Too much salt can cause cognitive deficits, according to a new study published in the journal Nature Neuroscience. Luckily, these negative effects may be reversed, and the new study shows how.
It’s a well-known fact that too much salt in our diet raises the risk of cardiovascular disease and high blood pressure.
But it is less known that brain-related problems, such as cerebrovascular disease, stroke, and cognitive impairment, have all been linked to dietary salt.
As the authors of the new research explain, it was suggested that one possible mechanism behind these negative effects involves the so-called endothelial cells inside the cerebral blood vessels.
Endothelial cells line our blood vessels and are responsible for regulating the vascular tone — but a high dietary intake of salt has been associated with dysfunction of these cells.

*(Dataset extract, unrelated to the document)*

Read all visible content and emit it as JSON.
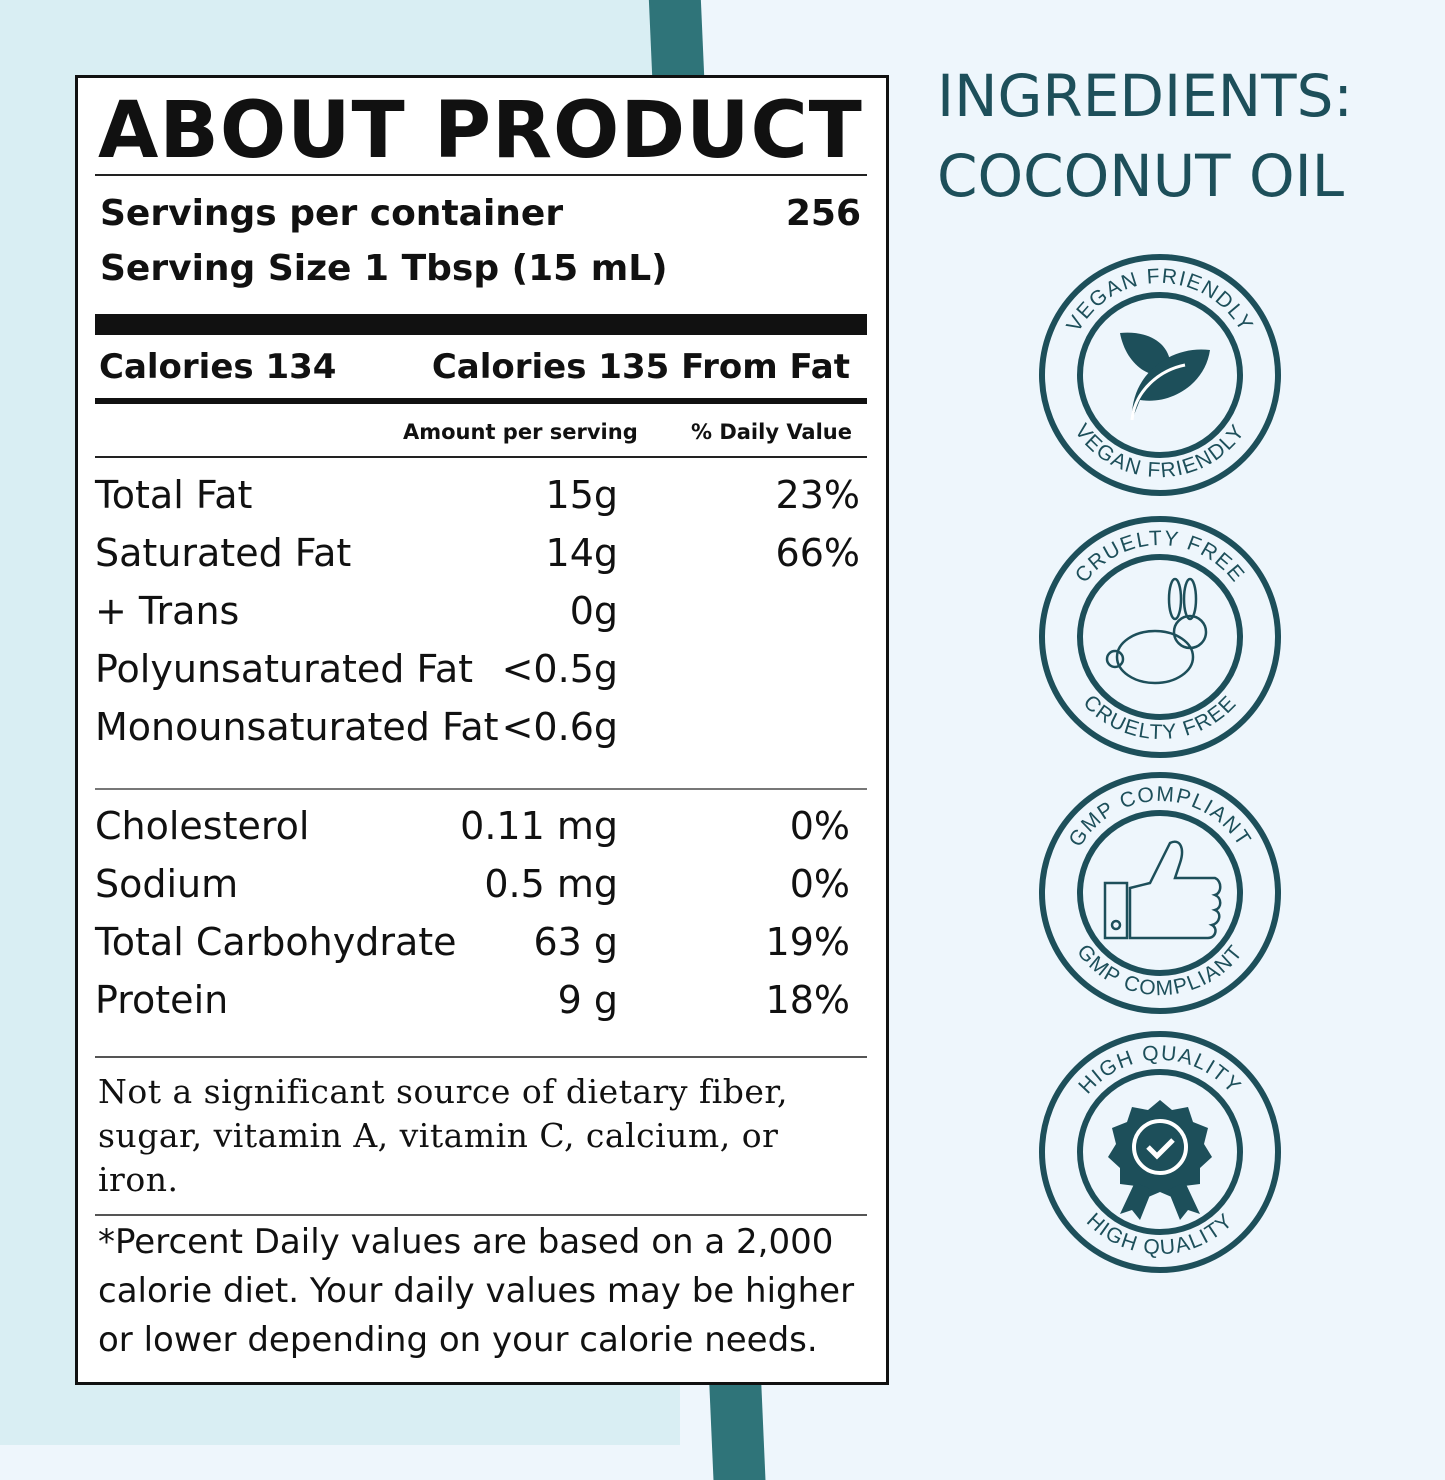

Although it is known that epithelial dysfunction can bring a plethora of chronic illnesses, it remains unclear exactly how salt-induced endothelial dysfunction may affect the brain in the long run.
This is particularly important given that the brain is heavily reliant on a steady and smooth flow of oxygen to function properly, explain the study authors, who were led in their research efforts by Costantino Iadecola, from Weill Cornell Medicine in New York City, NY.
In their paper, Iadecola and colleagues show how excessive dietary salt affects our gut, immune system, and, ultimately, our brain.
How excessive salt affects the gut-brain axis
Iadecola and team fed a group of mice the equivalent of a human diet high in salt for a period of 12 weeks.
After the first few weeks, endothelial dysfunction, as well as a reduction in the blood flow to the brain, could be noticed in the mice. Additionally, behavioral tests revealed cognitive decline in the rodents.
Their blood pressure, however, remained unchanged.
An important discovery was the increase in the gut’s so-called TH17 white blood cells. In turn, the high number of TH17 cells led to an increase in the levels of a proinflammatory molecule called plasma interleukin-17 (IL-17).
The researchers were also able to identify the molecular pathway through which higher levels of IL-17 in the blood led to the negative cognitive and cerebrovascular effects.
The researchers wanted to see whether or not their findings would replicate in human cells. So, they treated human endothelial cells with IL-17 and obtained similar results.
As Iadecola and his colleagues explain:
“The findings unveil a gut-brain axis by which environmental factors linked to the diet lead to an adaptive immune response in the gut, promoting […] neurovascular dysregulation and cognitive impairment.”